—Appeal by the defendant from a judgment of the Supreme Court, Kings County (Quinones, J.), rendered June 6, 1992, convicting him of criminal sale of a controlled substance in third degree (four counts) and criminal possession of a controlled substance in the third degree, upon a jury verdict, and imposing sentence. The appeal brings up for review the denial, after a hearing, of those branches of his omnibus motion which were to suppress physical evidence and statements made by him to the police.
Ordered that the judgment is affirmed.
The defendant’s conviction results from his sales of vials of crack cocaine to several individuals during approximately a *352one-hour period, as well as the recovery from him of eight vials of crack cocaine at the time of his arrest. The defendant’s actions were observed by an experienced narcotics police officer, using binoculars, who was stationed on the roof of a seven-story building approximately one block away.
The back-up team arrested the defendant, as well as four of the five individuals who had been observed buying drugs from him.
While processing the arrest paperwork at the police precinct, the officers discussed the order in which the buyers had approached the defendant. The defendant, who was in a holding cell approximately three feet away with the four buyers who had been apprehended, interjected: "I did not sell to those, those [sic] guys. I sold to him and him”, indicating two of the four individuals who had been arrested.
On appeal the defendant contends that there was no probable cause for his arrest and, therefore, that the eight vials recovered from him should have been suppressed. The defendant further argues that the spontaneous statement he made without the benefit of Miranda warnings should also have been suppressed, since the police officers knew or should have known that their discussions were reasonably likely to elicit a response from him. We disagree.
The testimony of an experienced narcotics police officer concerning his observation of the multiple exchanges of objects and of a red heat-sealed plastic bag for currency, which he reasonably believed to be drug transactions, was sufficient to provide probable cause for the defendant’s arrest (see, People v Pinkston, 163 AD2d 334; People v Owens, 155 AD2d 696; People v Zarzuela, 141 AD2d 788). Consequently, the search of the defendant, which resulted in the recovery from him of eight vials of crack cocaine, was incident to a lawful arrest.

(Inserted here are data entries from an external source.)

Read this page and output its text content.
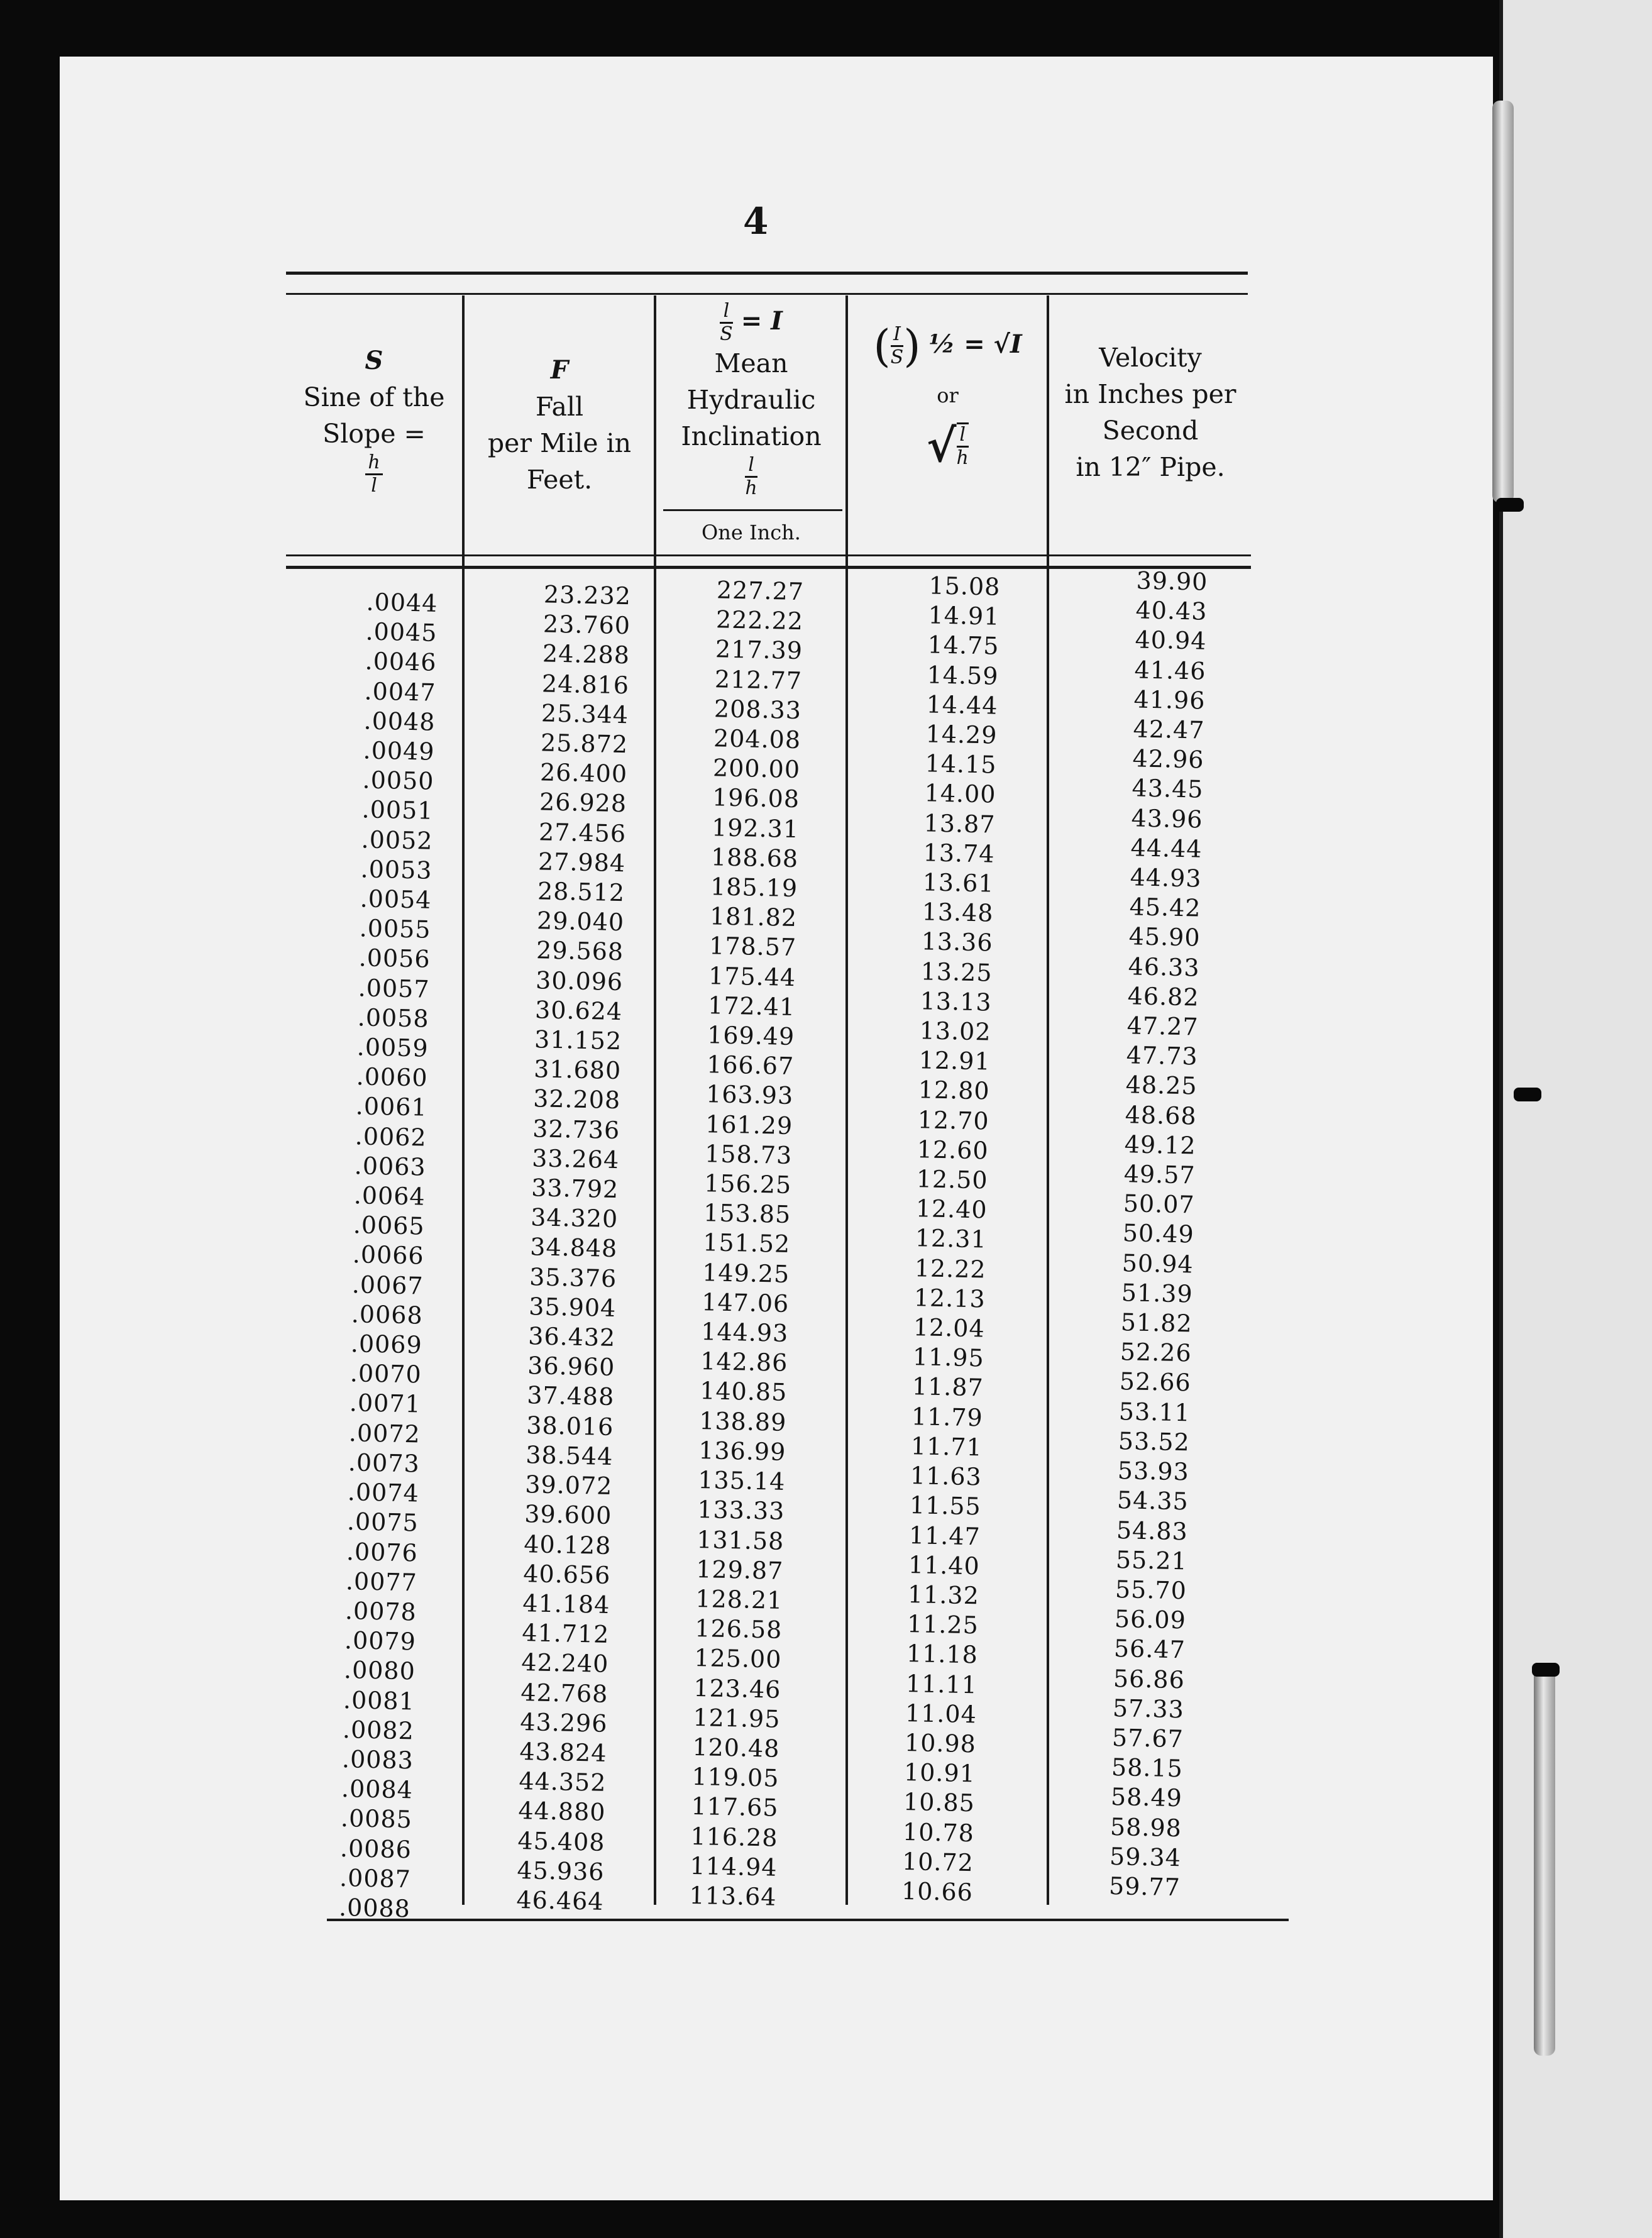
4
S
Sine of the
Slope =
$\frac{h}{l}$
F
Fall
per Mile in
Feet.
$\frac{l}{S} = I$
Mean
Hydraulic
Inclination
$\frac{l}{h}$
One Inch.
( $\frac{I}{S}$ ) ½ = √I
or
√ $\frac{l}{h}$
Velocity
in Inches per
Second
in 12″ Pipe.
.0044
.0045
.0046
.0047
.0048
.0049
.0050
.0051
.0052
.0053
.0054
.0055
.0056
.0057
.0058
.0059
.0060
.0061
.0062
.0063
.0064
.0065
.0066
.0067
.0068
.0069
.0070
.0071
.0072
.0073
.0074
.0075
.0076
.0077
.0078
.0079
.0080
.0081
.0082
.0083
.0084
.0085
.0086
.0087
.0088
23.232
23.760
24.288
24.816
25.344
25.872
26.400
26.928
27.456
27.984
28.512
29.040
29.568
30.096
30.624
31.152
31.680
32.208
32.736
33.264
33.792
34.320
34.848
35.376
35.904
36.432
36.960
37.488
38.016
38.544
39.072
39.600
40.128
40.656
41.184
41.712
42.240
42.768
43.296
43.824
44.352
44.880
45.408
45.936
46.464
227.27
222.22
217.39
212.77
208.33
204.08
200.00
196.08
192.31
188.68
185.19
181.82
178.57
175.44
172.41
169.49
166.67
163.93
161.29
158.73
156.25
153.85
151.52
149.25
147.06
144.93
142.86
140.85
138.89
136.99
135.14
133.33
131.58
129.87
128.21
126.58
125.00
123.46
121.95
120.48
119.05
117.65
116.28
114.94
113.64
15.08
14.91
14.75
14.59
14.44
14.29
14.15
14.00
13.87
13.74
13.61
13.48
13.36
13.25
13.13
13.02
12.91
12.80
12.70
12.60
12.50
12.40
12.31
12.22
12.13
12.04
11.95
11.87
11.79
11.71
11.63
11.55
11.47
11.40
11.32
11.25
11.18
11.11
11.04
10.98
10.91
10.85
10.78
10.72
10.66
39.90
40.43
40.94
41.46
41.96
42.47
42.96
43.45
43.96
44.44
44.93
45.42
45.90
46.33
46.82
47.27
47.73
48.25
48.68
49.12
49.57
50.07
50.49
50.94
51.39
51.82
52.26
52.66
53.11
53.52
53.93
54.35
54.83
55.21
55.70
56.09
56.47
56.86
57.33
57.67
58.15
58.49
58.98
59.34
59.77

The evidence also shows that the defendant’s statement while in the detention cell, was not the product of interrogation or its functional equivalent. The police officers’ discussions were not of a nature such that they should have known they were reasonably likely to elicit a response from the defendant. Consequently, the defendant’s statements were made with genuine spontaneity, without apparent external cause (see, People v Betancourt, 173 AD2d 481; People v Bryant, 87 AD2d 873, affd 59 NY2d 786; cf., People v Ferro, 63 NY2d 316, cert denied 472 US 1007). Sullivan, J. P., O’Brien, Santucci and Hart, JJ., concur.